87. Torsion angle: This is the measurement of the scoliotic curve rotation of the vertebral column in the transversal plane, which is measured on the coronal plane X-ray using the Pedriolle’s torsiometer.
88. Transversal deformity: Scoliosis often produces transversal deformities in which the shoulders and greater trochanters are deviated away from the midline of the body in the coronal plane, therefore producing an unbalanced coronal plane. This deformity is corrected by aligning the midpoint of the occiput over the sacrum in the same vertical plane as the shoulders are relative to the hips.
89. Transverse plane: A plane passing through the body at right angles to both the sagittal and coronal planes dividing it into upper and lower parts is known as the transverse plane.
90. Trunk length: This topography value is the measurement of the subjects’ trunk length. The trunk length is determined by measuring the distance from the posterior iliac fossa to the 7th cervical vertebra.
91. Unbalanced coronal plane: This is produced by a transversal deformity in which the trunk and shoulders are deviated away from the midline of the pelvis.
92. Ventral (anterior): Refers to the front or in front.
93. Unbending force: This term is used in the treatment of scoliosis when using the Charleston Bending brace.
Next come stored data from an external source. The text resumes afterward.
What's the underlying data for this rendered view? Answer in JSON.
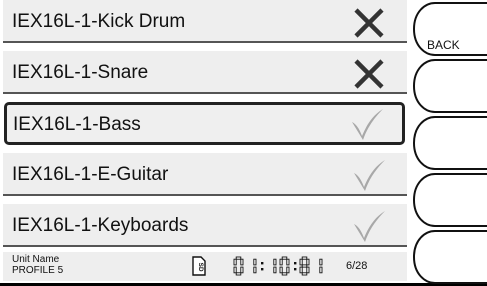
{
  "channels": [
    {
      "label": "IEX16L-1-Kick Drum",
      "status": "inactive",
      "status_icon": "x-mark-icon",
      "selected": false
    },
    {
      "label": "IEX16L-1-Snare",
      "status": "inactive",
      "status_icon": "x-mark-icon",
      "selected": false
    },
    {
      "label": "IEX16L-1-Bass",
      "status": "active",
      "status_icon": "check-mark-icon",
      "selected": true
    },
    {
      "label": "IEX16L-1-E-Guitar",
      "status": "active",
      "status_icon": "check-mark-icon",
      "selected": false
    },
    {
      "label": "IEX16L-1-Keyboards",
      "status": "active",
      "status_icon": "check-mark-icon",
      "selected": false
    }
  ],
  "status_bar": {
    "unit_name_label": "Unit Name",
    "profile": "PROFILE 5",
    "sd_label": "SD",
    "counter": "01:10:81",
    "page": "6/28"
  },
  "side_buttons": {
    "back_label": "BACK"
  },
  "colors": {
    "x_mark": "#333333",
    "check_mark": "#a8a8a8",
    "row_bg": "#eeeeee"
  }
}
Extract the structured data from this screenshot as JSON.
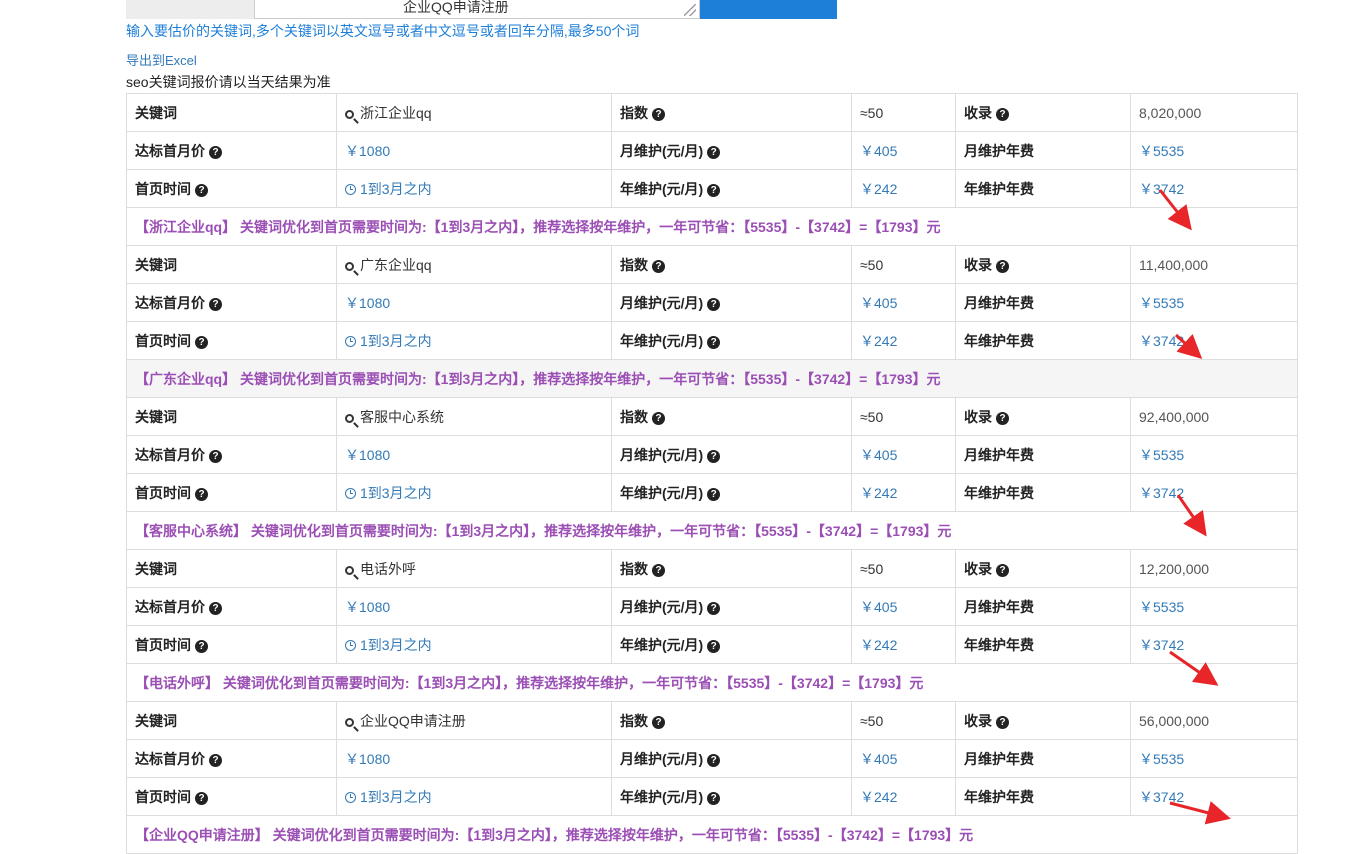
{
  "search": {
    "input_value": "企业QQ申请注册",
    "hint": "输入要估价的关键词,多个关键词以英文逗号或者中文逗号或者回车分隔,最多50个词",
    "export_label": "导出到Excel",
    "note": "seo关键词报价请以当天结果为准"
  },
  "labels": {
    "keyword": "关键词",
    "index": "指数",
    "indexed": "收录",
    "first_month_price": "达标首月价",
    "monthly_maint": "月维护(元/月)",
    "monthly_maint_annual": "月维护年费",
    "first_page_time": "首页时间",
    "annual_maint": "年维护(元/月)",
    "annual_maint_fee": "年维护年费"
  },
  "colors": {
    "link_blue": "#337ab7",
    "summary_purple": "#9b4fb4",
    "submit_blue": "#1e7fd8",
    "arrow_red": "#e8262a"
  },
  "icons": [
    "question-circle-icon",
    "search-icon",
    "clock-icon",
    "red-arrow-annotation"
  ],
  "results": [
    {
      "keyword": "浙江企业qq",
      "index": "≈50",
      "indexed": "8,020,000",
      "first_month_price": "￥1080",
      "monthly_maint": "￥405",
      "monthly_maint_annual": "￥5535",
      "first_page_time": "1到3月之内",
      "annual_maint": "￥242",
      "annual_maint_fee": "￥3742",
      "summary": "【浙江企业qq】 关键词优化到首页需要时间为:【1到3月之内】，推荐选择按年维护，一年可节省：【5535】-【3742】=【1793】元"
    },
    {
      "keyword": "广东企业qq",
      "index": "≈50",
      "indexed": "11,400,000",
      "first_month_price": "￥1080",
      "monthly_maint": "￥405",
      "monthly_maint_annual": "￥5535",
      "first_page_time": "1到3月之内",
      "annual_maint": "￥242",
      "annual_maint_fee": "￥3742",
      "summary": "【广东企业qq】 关键词优化到首页需要时间为:【1到3月之内】，推荐选择按年维护，一年可节省：【5535】-【3742】=【1793】元"
    },
    {
      "keyword": "客服中心系统",
      "index": "≈50",
      "indexed": "92,400,000",
      "first_month_price": "￥1080",
      "monthly_maint": "￥405",
      "monthly_maint_annual": "￥5535",
      "first_page_time": "1到3月之内",
      "annual_maint": "￥242",
      "annual_maint_fee": "￥3742",
      "summary": "【客服中心系统】 关键词优化到首页需要时间为:【1到3月之内】，推荐选择按年维护，一年可节省：【5535】-【3742】=【1793】元"
    },
    {
      "keyword": "电话外呼",
      "index": "≈50",
      "indexed": "12,200,000",
      "first_month_price": "￥1080",
      "monthly_maint": "￥405",
      "monthly_maint_annual": "￥5535",
      "first_page_time": "1到3月之内",
      "annual_maint": "￥242",
      "annual_maint_fee": "￥3742",
      "summary": "【电话外呼】 关键词优化到首页需要时间为:【1到3月之内】，推荐选择按年维护，一年可节省：【5535】-【3742】=【1793】元"
    },
    {
      "keyword": "企业QQ申请注册",
      "index": "≈50",
      "indexed": "56,000,000",
      "first_month_price": "￥1080",
      "monthly_maint": "￥405",
      "monthly_maint_annual": "￥5535",
      "first_page_time": "1到3月之内",
      "annual_maint": "￥242",
      "annual_maint_fee": "￥3742",
      "summary": "【企业QQ申请注册】 关键词优化到首页需要时间为:【1到3月之内】，推荐选择按年维护，一年可节省：【5535】-【3742】=【1793】元"
    }
  ]
}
It refers to a 3-point pressure which is applied to the axillar region on the opposite side to the lateral shift.
94. Viscoelastic linkages: Refers to the vertebra as individual links, which are connected by viscoelastic materials such as intervertebral discs and ligaments.
95. Wilmington brace: This is a custom-made underarm jacket or brace (LSO) fabricated in thermoplastic, used for part-time or night treatment of idiopathic scoliosis.